Realistically, he'd cut off his nose to spite his face, as had he taken a handful of fights - even for less money than he believed he was worth - he would likely have made millions.

As it was, he left an insane amount on the table and only fought four more times before departing the UFC in 2022.

#1. TJ Dillashaw drops to flyweight to pursue two titles (2019)


The biggest career misstep in UFC history has to be TJ Dillashaw's decision to drop to flyweight in early 2019. Not only did the then-bantamweight champion harm his own health, but he also completely ruined his MMA career in the process.

The two years prior had seen Dillashaw reach his absolute peak, as he downed bitter rival Cody Garbrandt to reclaim the 135 pound title he'd lost in 2016 and then defeated 'No Love' in a rematch to settle their feud.

There was no shortage of possible contenders to Dillashaw's throne at the time. Still, like plenty of champions before him, he set his sights on becoming a simultaneous double titleholder.

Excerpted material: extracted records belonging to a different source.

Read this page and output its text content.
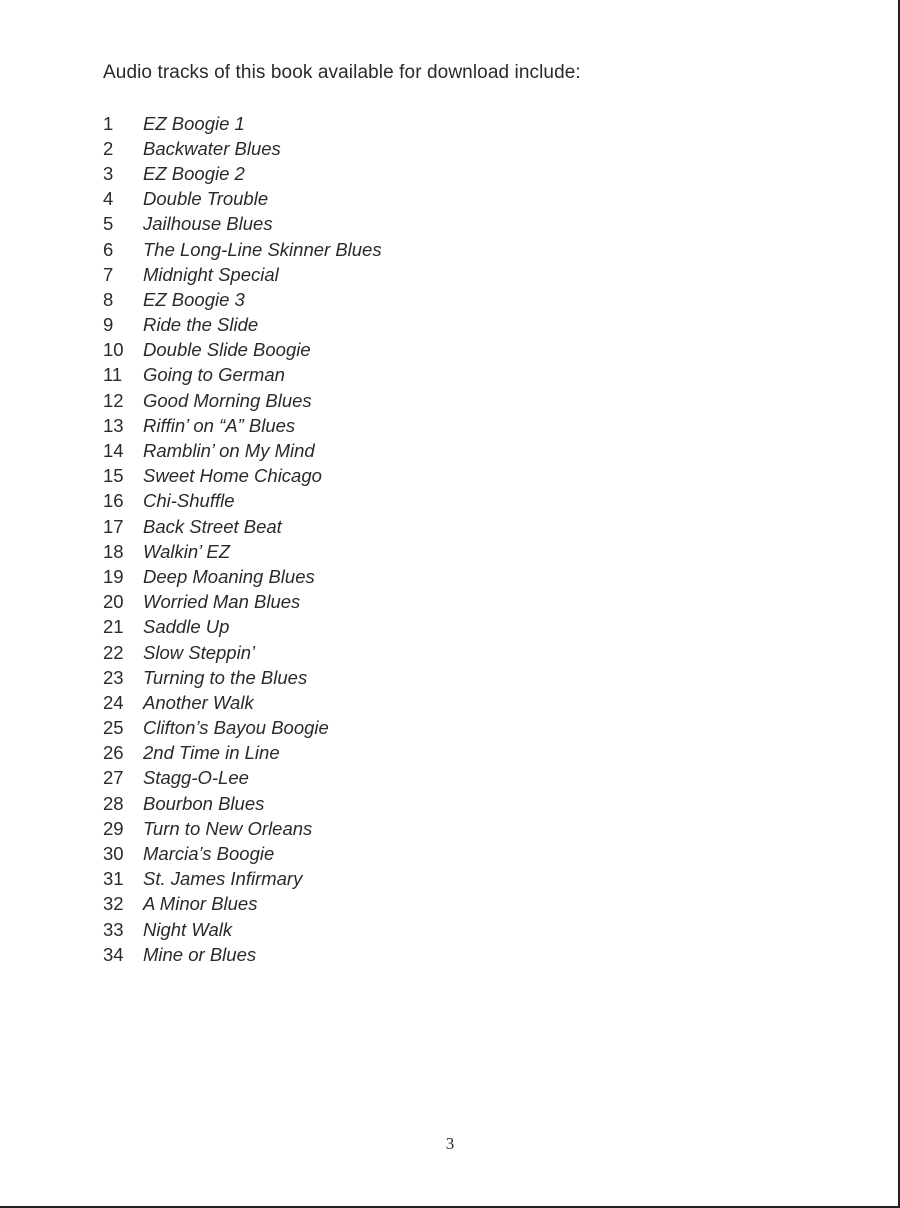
Audio tracks of this book available for download include:
1	EZ Boogie 1
2	Backwater Blues
3	EZ Boogie 2
4	Double Trouble
5	Jailhouse Blues
6	The Long-Line Skinner Blues
7	Midnight Special
8	EZ Boogie 3
9	Ride the Slide
10	Double Slide Boogie
11	Going to German
12	Good Morning Blues
13	Riffin’ on “A” Blues
14	Ramblin’ on My Mind
15	Sweet Home Chicago
16	Chi-Shuffle
17	Back Street Beat
18	Walkin’ EZ
19	Deep Moaning Blues
20	Worried Man Blues
21	Saddle Up
22	Slow Steppin’
23	Turning to the Blues
24	Another Walk
25	Clifton’s Bayou Boogie
26	2nd Time in Line
27	Stagg-O-Lee
28	Bourbon Blues
29	Turn to New Orleans
30	Marcia’s Boogie
31	St. James Infirmary
32	A Minor Blues
33	Night Walk
34	Mine or Blues
3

Rather than claim gold at 145 pounds, though, Dillashaw targeted new flyweight kingpin Henry Cejudo. He stated that he'd drop to 125 pounds, beat Cejudo for the title, and then "kill" the flyweight division in the process.

The fight was signed for the UFC's first-ever show on ESPN, but when Dillashaw weighed in, it quickly became apparent he'd made an error. He appeared to be painfully thin, looking more like a patient battling a serious illness than a professional fighter getting ready to battle for a title.

Sure enough, the drained bantamweight champion lasted just over 30 seconds with 'Triple C', who blitzed him with strikes and claimed a TKO in the first round. Things would soon go from bad to worse for Dillashaw, though.

When the fight's drug test results came in, he tested positive for EPO in both the pre and post-fight screening. Dillashaw quickly came clean, stating he'd used the substance to hit the 125-pound flyweight mark, but despite his honesty, he was still hit with a two-year ban and had to relinquish his bantamweight crown.

Had he simply remained at bantamweight, he could easily have continued to dominate the division and could well still be holding the title now. As it was, he ended up returning in 2021 but was never the same fighter and hung up his gloves in 2022. For that reason, his career misstep stands out above any other.